Sumber: Kontan | Editor: Test Test
JAKARTA. Pasar telepon seluler (ponsel) di dalam negeri bakal semakin semarak. Para produsen terus mengeluarkan varian-varian baru ke pasar. Salah satu buktinya, Kementerian Komunikasi dan Informasi (Kemenkominfo) terus kebanjiran permintaan sertifikasi ponsel baru.
Sejak awal Januari 2010, Kemenkominfo telah meloloskan uji sertifikasi untuk 110 varian ponsel dari berbagai merek. Sekitar 20 sertifikat lolos pada rentang waktu 1 Maret- 9 Maret. "Permintaannya lebih banyak lagi, tapi sebagian masih dalam tahap uji barang," ujar Kepala Pusat Informasi dan Humas Kemenkominfo Gatot S Dewa Broto, Kamis (11/3).
Gatot bilang, tingginya permintaan sertifikasi ponsel sesungguhnya telah terjadi sejak akhir tahun lalu. Dan, angka ini terus meningkat belakangan ini. Namun, ia membantah spekulasi yang menyatakan hal ini adalah dampak pemberlakuan Asean-China Free Trade Agreement (AC-FTA).

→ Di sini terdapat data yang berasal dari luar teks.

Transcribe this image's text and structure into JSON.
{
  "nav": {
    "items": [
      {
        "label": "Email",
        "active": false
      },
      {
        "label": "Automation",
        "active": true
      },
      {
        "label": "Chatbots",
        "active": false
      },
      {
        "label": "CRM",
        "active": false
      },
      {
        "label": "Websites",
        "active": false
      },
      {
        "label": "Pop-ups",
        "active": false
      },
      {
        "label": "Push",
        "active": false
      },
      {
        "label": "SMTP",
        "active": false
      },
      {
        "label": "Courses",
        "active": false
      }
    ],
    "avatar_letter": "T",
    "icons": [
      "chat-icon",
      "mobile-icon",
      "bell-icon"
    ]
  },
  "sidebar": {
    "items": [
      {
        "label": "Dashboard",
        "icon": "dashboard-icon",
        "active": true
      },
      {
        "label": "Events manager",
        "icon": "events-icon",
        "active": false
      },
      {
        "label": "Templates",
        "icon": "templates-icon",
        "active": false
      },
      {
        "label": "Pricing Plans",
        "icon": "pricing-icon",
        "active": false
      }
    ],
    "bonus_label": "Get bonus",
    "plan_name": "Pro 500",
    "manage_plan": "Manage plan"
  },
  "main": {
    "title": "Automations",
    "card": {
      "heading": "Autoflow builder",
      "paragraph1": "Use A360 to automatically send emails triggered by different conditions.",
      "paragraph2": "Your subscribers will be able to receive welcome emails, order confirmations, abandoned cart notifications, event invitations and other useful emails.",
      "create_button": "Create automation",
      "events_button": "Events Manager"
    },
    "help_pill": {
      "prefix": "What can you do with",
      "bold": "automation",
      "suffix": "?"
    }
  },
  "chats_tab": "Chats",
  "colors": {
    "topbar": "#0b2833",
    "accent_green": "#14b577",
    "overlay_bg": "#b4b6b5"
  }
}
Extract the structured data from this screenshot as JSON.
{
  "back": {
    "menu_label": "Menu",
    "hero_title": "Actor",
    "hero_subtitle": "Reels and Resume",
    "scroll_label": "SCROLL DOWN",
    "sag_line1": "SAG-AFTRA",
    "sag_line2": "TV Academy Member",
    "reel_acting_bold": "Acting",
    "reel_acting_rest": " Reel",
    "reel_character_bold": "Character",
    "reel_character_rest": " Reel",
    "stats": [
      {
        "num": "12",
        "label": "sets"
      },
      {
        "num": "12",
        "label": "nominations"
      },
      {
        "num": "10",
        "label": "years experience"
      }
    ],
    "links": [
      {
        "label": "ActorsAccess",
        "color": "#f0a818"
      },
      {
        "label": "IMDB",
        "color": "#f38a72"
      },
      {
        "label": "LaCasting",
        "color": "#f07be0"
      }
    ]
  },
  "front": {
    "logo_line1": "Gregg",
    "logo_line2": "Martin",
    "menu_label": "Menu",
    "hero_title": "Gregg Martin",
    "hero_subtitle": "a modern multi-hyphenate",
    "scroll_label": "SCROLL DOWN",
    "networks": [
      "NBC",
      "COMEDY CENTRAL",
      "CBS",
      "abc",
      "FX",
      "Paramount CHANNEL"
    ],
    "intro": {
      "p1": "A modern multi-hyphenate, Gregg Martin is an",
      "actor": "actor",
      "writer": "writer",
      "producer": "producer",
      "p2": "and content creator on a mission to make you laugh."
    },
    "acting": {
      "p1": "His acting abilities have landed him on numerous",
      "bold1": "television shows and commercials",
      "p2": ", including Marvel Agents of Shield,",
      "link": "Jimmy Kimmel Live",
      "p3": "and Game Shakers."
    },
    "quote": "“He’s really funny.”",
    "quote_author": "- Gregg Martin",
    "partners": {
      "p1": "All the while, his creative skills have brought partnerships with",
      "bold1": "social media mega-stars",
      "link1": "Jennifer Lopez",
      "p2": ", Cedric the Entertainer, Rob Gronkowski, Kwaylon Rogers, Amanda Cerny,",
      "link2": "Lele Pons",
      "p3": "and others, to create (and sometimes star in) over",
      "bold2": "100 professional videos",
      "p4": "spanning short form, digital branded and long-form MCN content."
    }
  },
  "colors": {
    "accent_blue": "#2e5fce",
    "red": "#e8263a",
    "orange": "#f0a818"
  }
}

Menurutnya, hingga kini dasar hukum yang menjadi landasan utama sertifikasi adalah Peraturan Menteri Kominfo No. 29/PER/M.KOMINFO/9 tentang Sertifikasi Alat dan Perangkat Telekomunikasi yang telah ditetapkan sejak tahun 2008. "Paska AC-FTA tidak ada perlakuan khusus," ujarnya.
Namun ia tidak menampik bahwa sebagian besar permohonan sertifikasi saat ini memang didominasi ponsel-ponsel asal China. Menurutnya, asal segala syarat permohonan sertifikasi terpenuhi dan lolos uji barang, Kemenkominfo pasti akan meloloskan sertifikat edar bagi tipe ponsel tersebut.
"Tidak ada diskriminasi. Karena ponsel asal China memang yang paling banyak mengajukan permohonan sertifikasi, maka ponsel China pula yang marak dipasaran," kata Gatot.Menanggapi banyaknya peredaran ponsel lewat jalur tak resmi atau black market, Gatot bilang, pihaknya tak memiliki wewenang di ranah itu.
"Ujung tombaknya tetap bea cukai, kewenangan kami sebatas sertifikasi produk, yakni dengan memeriksa 2 sampel yang kemudian akan kami kembalikan setelah uji barang selesai," tandasnya.
Gatot merinci, selain uji produk, kewenangan Kemenkominfo hanya memastikan adanya layanan purna jual dan service center, serta memeriksa kelengkapan seperti misalnya buku manual. "Kami belajar dari pengalaman BlackBerry. Jadi, sebisa mungkin tak ada kericuhan di kemudian hari yang merugikan pelanggan," imbuh Gatot.